Quando Morrissey apresenta-se no Brasil, e põe a canção
na setlist, a plateia canta o refrão
de There’s a Light That Never Goes Out em uníssono. Em todo canto é assim; nos
países latinos – que amam Morrissey de paixão – é mais. Indubitavelmente
clássico entre fãs, a maturidade nos faz superar o refrão. Não é prazer ou
privilégio morrer esmagado por ônibus de dois andares ou caminhão de dez
toneladas, nem que seja ao lado da pessoa amada. Mas, não há como não se
emocionar com o arranjo de cordas e a letra sobre desejo de viver plenamente,
mas não poder fazê-lo por medo, timidez ou opressão. Dramaticidade digna do
Romantismo.
Só mesmo uma banda no auge de seu poder de fogo e
autoconfiança para se dar ao luxo de não usar a faixa anterior para fechar o
álbum em clima de estratosfera lírica apoteótica. Ao invés, o encerramento se dá
com a melodia circular e de começo falso de Some Girls Are Bigger Than Others,
com (outro!) achado guitarrístico de Johnny Marr. A letra é a mais leve de The
Queen is Dead, sobre um cara que acaba de descobrir a única preocupação da
humanidade desde o começo dos tempos: o tamanho dos seios. Pobre de quem não
consegue perceber o banho de ácido sulfúrico candidamente cantado.

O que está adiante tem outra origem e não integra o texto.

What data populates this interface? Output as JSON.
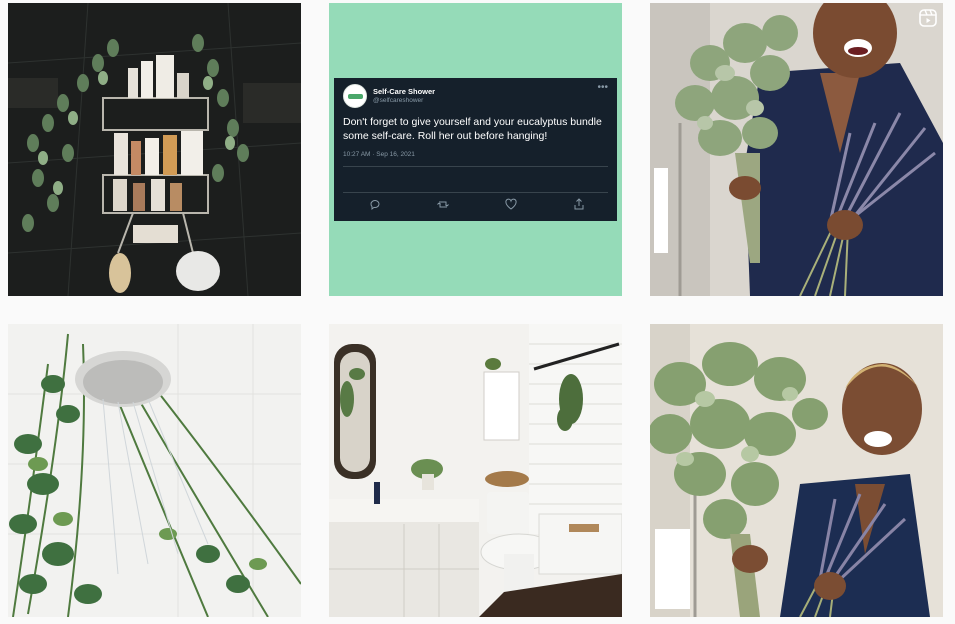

O CD 2 traz demos e lados B dos singles, além de uma
versão estendida da faixa-título, que, mesmo sem a introdução do coro infantil
da época da I Guerra Mundial, dura mais de sete minutos. Ideal para quando você
deseja apenas a pauleira, sem o introito lúdico.
Com relação aos lados B, mesmo no distante e atrasado
Brasil, a maioria já havia saído nos anos 80, seja no 45 Rpm de The Boy With
The Thorn In his Side, seja na coletânea The World Won’t Listen, versão
empobrecida do então duplo Louder Than Bombs. Assim, a única “novidade” para
ouvintes tupiniquins que nunca puseram os ouvidos em edições gringas ou piratas
é a instrumental Money Changes Everything, que, se não faz falta, é curiosa
porque originou The Right Stuff, do álbum Bête Noire (1987), de Bryan Ferry. O
ex-Roxy Music ouviu o lado B de Bigmouth Strikes Again e percebeu que se
colocasse letra, teria hit nas mãos.
Chamou seu fã Johnny Marr para tocar guitarra na faixa, que, claro, fez sucesso
na versão podre de chique de Ferry. Mesmo conhecidas, é ótimo ouvir a canção de
ninar suicida de Asleep ou o reggae de Rubber Ring em versões remasterizadas,
além de em um contexto do qual realmente fazem parte.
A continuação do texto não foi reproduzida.